Wettbewerb Wohnen am Campus Adlershof

 

 

ENTWURFSBESCHREIBUNG

 

Die Gestaltung des Freiraums zielt darauf ab, den Bewohnern möglichst viele benutzbare Flächen anzubieten, wie private Mietergärten und Terrassen sowie gemeinschaftlich nutzbare halbprivate/ halböffentliche Plätze und Freiflächen für alle Altersgruppen. Die Spielplätze (für die Altersgruppen 1-6) sind ebenso wie die Mietergärten und  die erforderlichen Fahrradstellflächen dezentral angeordnet. Dabei ergibt sich eine Gliederung, die aus drei nahezu gleichwertigen Nutzungsräumen besteht. Zentraler Gemeinschaftsraum, Spielplatz, Mietergärten und die Fahrradstellplätze bzw. -häuser wiederholen sich und können so jeweils zwei oder drei Gebäuden zugeordnet werden. Hier kann jeder sein „Plätzchen“ finden und so können ggf. auch mal drei (Kinder-)Geburtstage und eine Kaffeerunde parallel stattfinden. Als Grundmöblierung dienen fest installierte Lange Bänke.

Zur Bepflanzung werden mindestens 12 kleinkronige Bäume wie Malus sylvestris, Pyrus pyraster und Prunus spec. in Sorten, als Gehölze werden Wildrosen in Sorten, z. B. Rosa canina, Syringa macrophylla und Syringa vulgaris sowie andere standortgerechte Blütengehölze vorgeschlagen. Der Boden in Adlershof ist sandig und durchlässig. Aufgrund des geringen Bewuchses in der Umgebung sind die Temperaturen höher und es ist windiger als in stärker durchgrünten Bezirken, deshalb sind Bodenauftrag und Maßnahmen zur Bodenverbesserung sowie Wasseranschlüsse im Außenraum notwendig.

Die Mietergärten erhalten eine Einfassung mit einer Hecke, die innere Einteilung und Größenordnung erfolgt durch die Mieter.  Bei Bedarf kann somit allen Wohnungen ein kleiner Garten zugeordnet werden.

Beginnend am Gebäude entsteht ein Übergang von den privaten Terrassen und Vorgärten zu den halbprivaten und halböffentlichen Räumen. Je weiter die Entfernung vom Gebäude ist, umso halböffentlicher wird die Nutzung.

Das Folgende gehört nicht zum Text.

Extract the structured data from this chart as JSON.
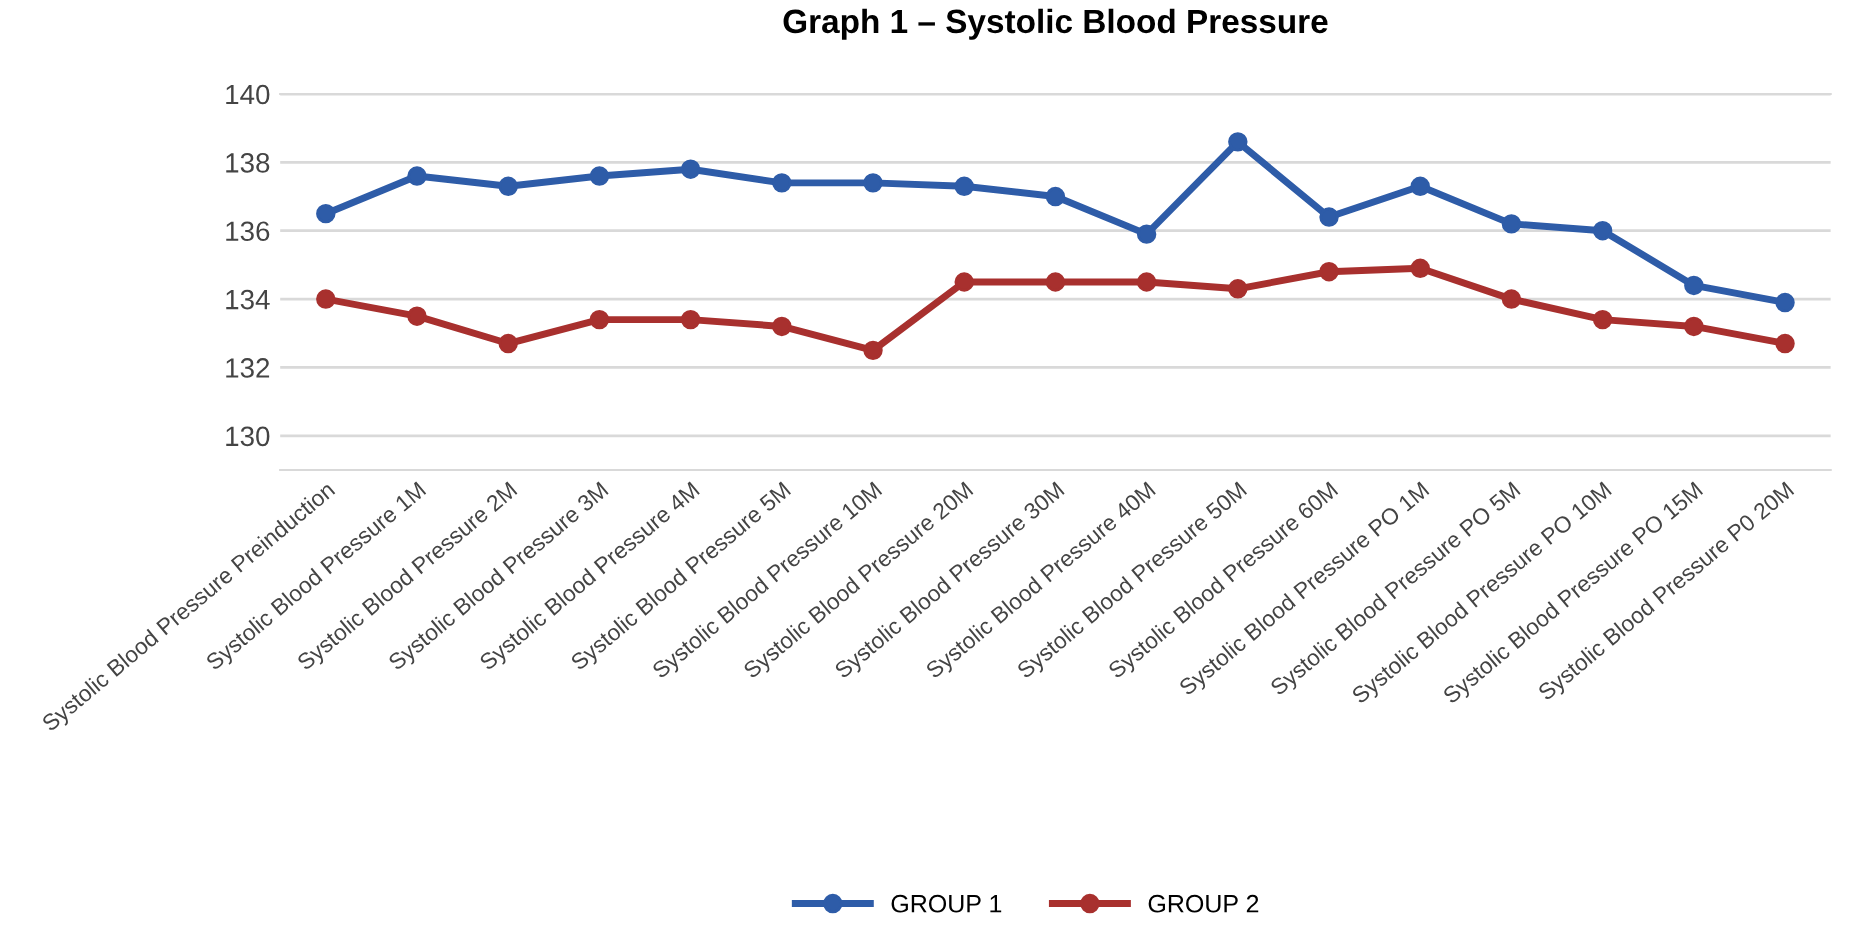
{
  "chart_data": {
    "type": "line",
    "title": "Graph 1 – Systolic Blood Pressure",
    "categories": [
      "Systolic Blood Pressure Preinduction",
      "Systolic Blood Pressure 1M",
      "Systolic Blood Pressure 2M",
      "Systolic Blood Pressure 3M",
      "Systolic Blood Pressure 4M",
      "Systolic Blood Pressure 5M",
      "Systolic Blood Pressure 10M",
      "Systolic Blood Pressure 20M",
      "Systolic Blood Pressure 30M",
      "Systolic Blood Pressure 40M",
      "Systolic Blood Pressure 50M",
      "Systolic Blood Pressure 60M",
      "Systolic Blood Pressure PO 1M",
      "Systolic Blood Pressure PO 5M",
      "Systolic Blood Pressure PO 10M",
      "Systolic Blood Pressure PO 15M",
      "Systolic Blood Pressure P0 20M"
    ],
    "series": [
      {
        "name": "GROUP 1",
        "color": "#2e5ca8",
        "values": [
          136.5,
          137.6,
          137.3,
          137.6,
          137.8,
          137.4,
          137.4,
          137.3,
          137.0,
          135.9,
          138.6,
          136.4,
          137.3,
          136.2,
          136.0,
          134.4,
          133.9
        ]
      },
      {
        "name": "GROUP 2",
        "color": "#a8302e",
        "values": [
          134.0,
          133.5,
          132.7,
          133.4,
          133.4,
          133.2,
          132.5,
          134.5,
          134.5,
          134.5,
          134.3,
          134.8,
          134.9,
          134.0,
          133.4,
          133.2,
          132.7
        ]
      }
    ],
    "ylim": [
      129,
      140
    ],
    "yticks": [
      130,
      132,
      134,
      136,
      138,
      140
    ],
    "grid": "y",
    "legend": "bottom",
    "marker": "circle",
    "line_style": "solid"
  }
}
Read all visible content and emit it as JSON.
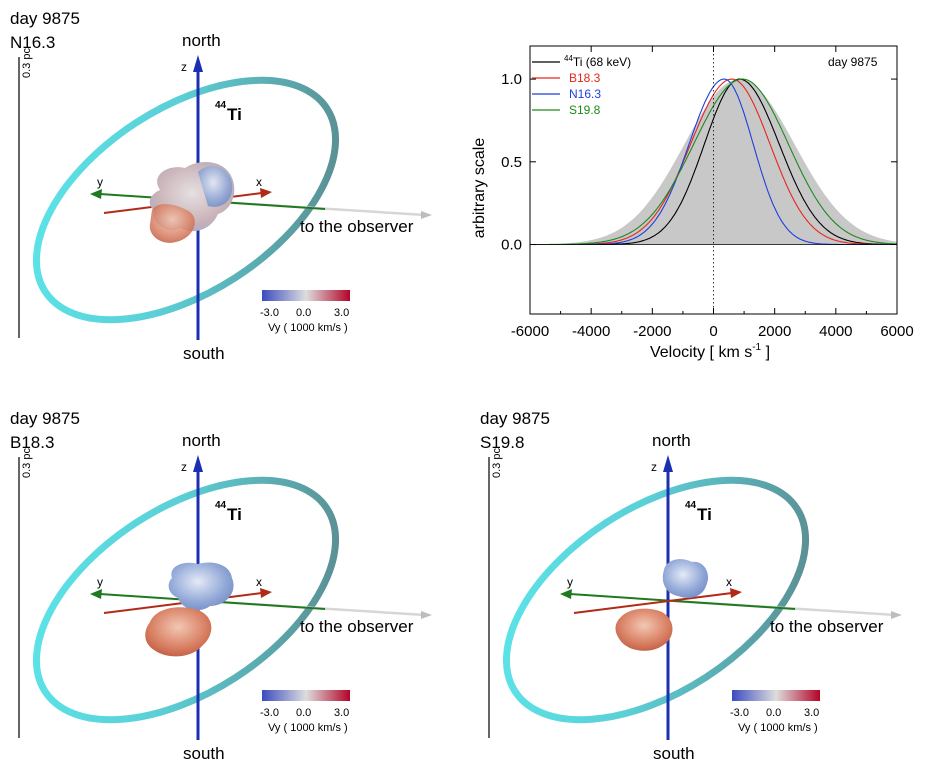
{
  "panels": [
    {
      "day": "day 9875",
      "model": "N16.3"
    },
    {
      "day": "day 9875",
      "model": "B18.3"
    },
    {
      "day": "day 9875",
      "model": "S19.8"
    }
  ],
  "scene_labels": {
    "north": "north",
    "south": "south",
    "z": "z",
    "x": "x",
    "y": "y",
    "observer": "to the observer",
    "scale_bar": "0.3 pc",
    "element_sup": "44",
    "element": "Ti"
  },
  "colorbar": {
    "label": "Vy ( 1000 km/s )",
    "ticks": [
      "-3.0",
      "0.0",
      "3.0"
    ],
    "low_color": "#3b4cc0",
    "mid_color": "#dddddd",
    "high_color": "#b40426"
  },
  "colors": {
    "ring_front": "#5be8ec",
    "ring_back": "#5a7e82",
    "z_axis": "#1c2fb0",
    "x_axis": "#b02a17",
    "y_axis": "#1f7a1f",
    "observer_arrow": "#cfcfcf"
  },
  "chart_data": {
    "type": "line",
    "title": "",
    "annotation": "day 9875",
    "xlabel": "Velocity [ km s",
    "xlabel_sup": "-1",
    "xlabel_end": " ]",
    "ylabel": "arbitrary scale",
    "xlim": [
      -6000,
      6000
    ],
    "ylim": [
      -0.42,
      1.2
    ],
    "xticks": [
      -6000,
      -4000,
      -2000,
      0,
      2000,
      4000,
      6000
    ],
    "yticks": [
      0.0,
      0.5,
      1.0
    ],
    "ytick_labels": [
      "0.0",
      "0.5",
      "1.0"
    ],
    "zero_line": true,
    "filled_band": {
      "center": 850,
      "sigma": 1800,
      "color": "#c8c8c8"
    },
    "legend": [
      {
        "label_sup": "44",
        "label": "Ti (68 keV)",
        "color": "#000000"
      },
      {
        "label_sup": "",
        "label": "B18.3",
        "color": "#e8261e"
      },
      {
        "label_sup": "",
        "label": "N16.3",
        "color": "#1d3fe0"
      },
      {
        "label_sup": "",
        "label": "S19.8",
        "color": "#1d8a1d"
      }
    ],
    "series": [
      {
        "name": "44Ti (68 keV)",
        "color": "#000000",
        "center": 850,
        "sigma_left": 1150,
        "sigma_right": 1300
      },
      {
        "name": "B18.3",
        "color": "#e8261e",
        "center": 600,
        "sigma_left": 1350,
        "sigma_right": 1250
      },
      {
        "name": "N16.3",
        "color": "#1d3fe0",
        "center": 350,
        "sigma_left": 1150,
        "sigma_right": 950
      },
      {
        "name": "S19.8",
        "color": "#1d8a1d",
        "center": 950,
        "sigma_left": 1600,
        "sigma_right": 1500
      }
    ]
  }
}
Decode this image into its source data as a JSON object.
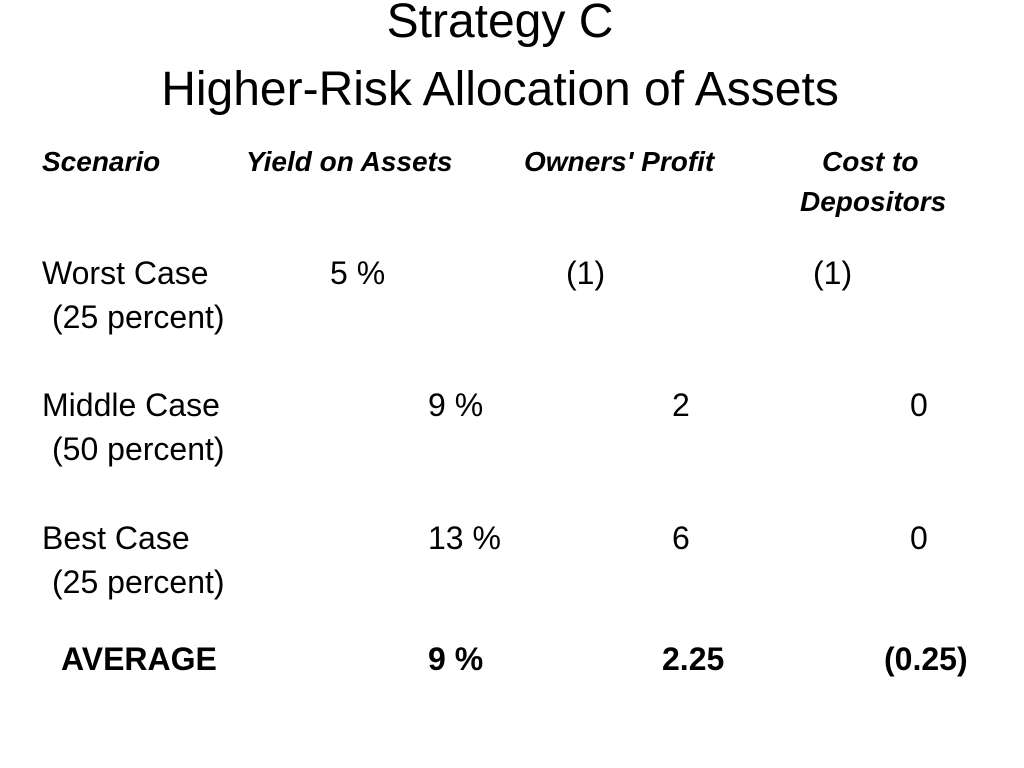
{
  "title": {
    "line1": "Strategy C",
    "line2": "Higher-Risk Allocation of Assets"
  },
  "headers": {
    "scenario": "Scenario",
    "yield": "Yield on Assets",
    "owners_profit": "Owners' Profit",
    "cost_line1": "Cost to",
    "cost_line2": "Depositors"
  },
  "rows": [
    {
      "scenario": "Worst Case",
      "probability": "(25 percent)",
      "yield": "5 %",
      "owners_profit": "(1)",
      "cost": "(1)"
    },
    {
      "scenario": "Middle Case",
      "probability": "(50 percent)",
      "yield": "9 %",
      "owners_profit": "2",
      "cost": "0"
    },
    {
      "scenario": "Best Case",
      "probability": "(25 percent)",
      "yield": "13 %",
      "owners_profit": "6",
      "cost": "0"
    }
  ],
  "average": {
    "label": "AVERAGE",
    "yield": "9 %",
    "owners_profit": "2.25",
    "cost": "(0.25)"
  }
}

Eine öffentliche Durchwegung durch den Hof ist nicht vorgesehen.

 

Die Mieter-Terrassen auf der Gartenhofseite liegen auf der Tiefgarage. Sie werden stufenlos auf EG Niveau angebunden und mit einem Plattenbelag versehen. Die darüber hinaus gehenden Gartenflächen erhalten eine Einfassung von ca. 40 cm Höhe und eine gleich hohe Erdüberdeckung, die zum Rand der Tiefgarage über eine locker bepflanzte Böschung bis auf das  Niveau des Hauptweges abfällt. Auch die übrigen Terrassen des Erdgeschosses werden so ausgeführt. Allen Erdgeschosswohnungen sind hiermit  Mietergärten direkt an der Wohnung zugeordnet.

Die Erschließung des Gartenhofes erfolgt über eine leicht schwingende Mittelachse. Dieser befestigte, 2,50 m breite Hauptweg führt  mit leichtem Schwung durch den Gartenhof und verbindet die dezentral angeordneten Nutzungsbereiche.

Die Nebenwege sind der Nutzung entsprechend geringer dimensioniert und offenfugig gepflastert. Bis auf die Zugänge zu den privaten Terrassen sind alle Flächen hindernisfrei zu erreichen.

Zum Platz befindet sich die 3m breite Vorgartenzone, die von den Mietern der Erdgeschosswohnungen als privater Gartenraum genutzt werden kann. Die Vorgärten sind über drei Stufen erreichbar. Sie erhalten entlang der Platzfläche eine einheitliche, niedrige Einfriedung aus langsam wachsenden, immergrünen Eiben oder Liguster.

Die Eingänge zu den Treppenhäusern werden mit einer kleinen Bank ausgestattet.